VI – Nos teus braços o amanhecer de mar


Lembras-te lembras-te pois das nossas caminhadas como desculpa para estarmos juntos e que se tornaram hábito todas as noites ao final da noite já madrugada fora como se a manhã não estivesse à nossa espera ou a cama e o sono tantas vezes adiado esquecimentos perdas intencionais de memória espácio-temporais de nós juntos em que tudo o de mais estava literalmente a mais deixava de existir ou melhor reconheço que isso é mentira grande epifania dizer tal o que deixava de existir não era o espaço não eram os outros não era o que nos rodeava eram as horas os minutos os segundos de quando nos perdíamos no nosso olhar que se via reflectido um dentro do outro em iluminações de luares quando a praia já tinha fraca luz ou a Câmara Municipal ou a Junta ou o que seja decidia poupar na conta mensal e apagava candeeiro sim candeeiro não ou por vezes ruas inteiras completamente às escuras e nós seguíamos o nosso caminho agarrados um ao outro como um só acordávamos os pássaros e a monotonia das rotinas quezilentas dos que dormiam e dos cães solitários a vaguear no clamor da noite riamos como duas crianças no recreio como se nada fosse proibido desde que estivéssemos juntos tudo era alegria tudo era motivo para rir tudo era motivo para nos abraçarmos tudo em nós era paleta de cores das mais variadas e possíveis nuances. 

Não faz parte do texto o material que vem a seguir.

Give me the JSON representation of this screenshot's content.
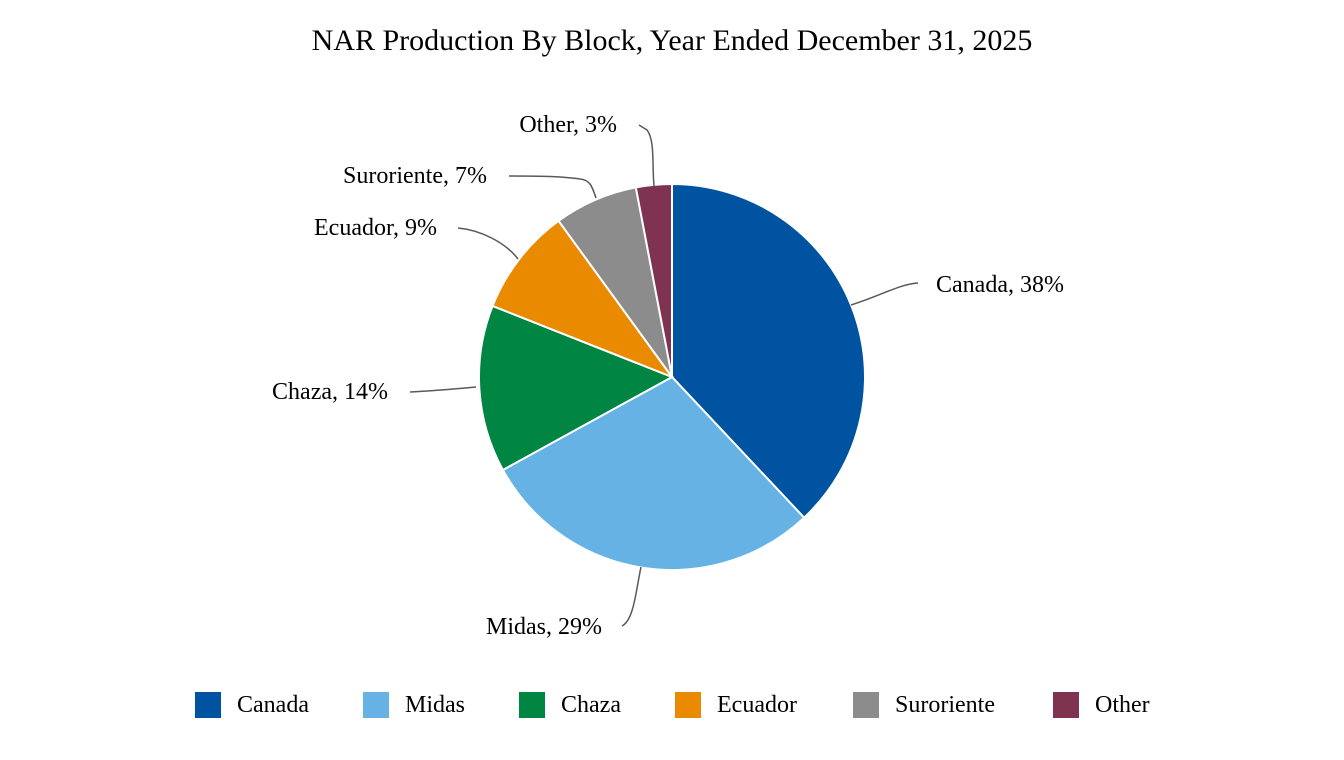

E contigo sentia que o mundo era mais pequeno e eu tão grande nos teus braços que não havia medo algum que quebrasse o encantamento a segurança o conforto nos teus braços abraços e o meu corpo que se moldava ao teu ou o teu ao meu sincronias de carne e entendimentos supremos.
Lembro-me ainda hoje - será que te lembras? - naquela noite em que eu não me sentia particularmente bem e tu insististe no nosso passeio nocturno à beira mar fomos.

 Contigo o mundo era maior e eu tão pequena nos teus braços era rainha. 

A lua estava cheia como aquelas noites de luz azul encantos vários noites magicas de sonhos de olhos abertos. sentámo-nos virados para as ondas do mar agitado a espuma branca a enrolar palavras e o rufar das ondas como música de fundo a embalar emoções. enrosquei-me em ti no teu colo que ainda hoje tenho saudades o calor do teu corpo o teu toque a tranquilidade nos teus braços abraços o mundo parecia bem mais pequeno e os problemas medos deixavam de existir e tudo parava parava e não havia tempo nem horas a correr atrás de nós a fazer-nos lembrar que já eram horas de ir embora e horas de ficar e horas disto e daquilo como se andássemos com um cronómetro no peito. contaste me uma história daquelas que se contam às crianças e sem nada combinarmos interpretámos os nossos papéis fictícios e eu la te ia perguntando em jeito de gente pequena a achar-se crescida

E como se chamam eles, os porquinhos?
E tu lá dizias três nomes inventados à pressão. e o lobo veio e assoprou e bla bla bla.
Espera… e o lobo era mau?
Não!
Mas ele queria fazer mal aos porquinhos…
Não, ele queria brincar com eles e como não tinha amigos…
Ahhhh, coitadinho. Mas então e porque é que não tinha amigos?
Porque todos tinham medo dele.
Como se chama o lobo?
Francislau.

E riamos. riamos e tu lá ias tentando continuar a história estavas a levar o teu papel muito a peito e eu também devo dizer que estava a tentar. lá chegaste ao fim da história depois de muitas gargalhadas e interrupções pelo meio. depois? depois ficámos abraçados a olhar o mar em silêncio. 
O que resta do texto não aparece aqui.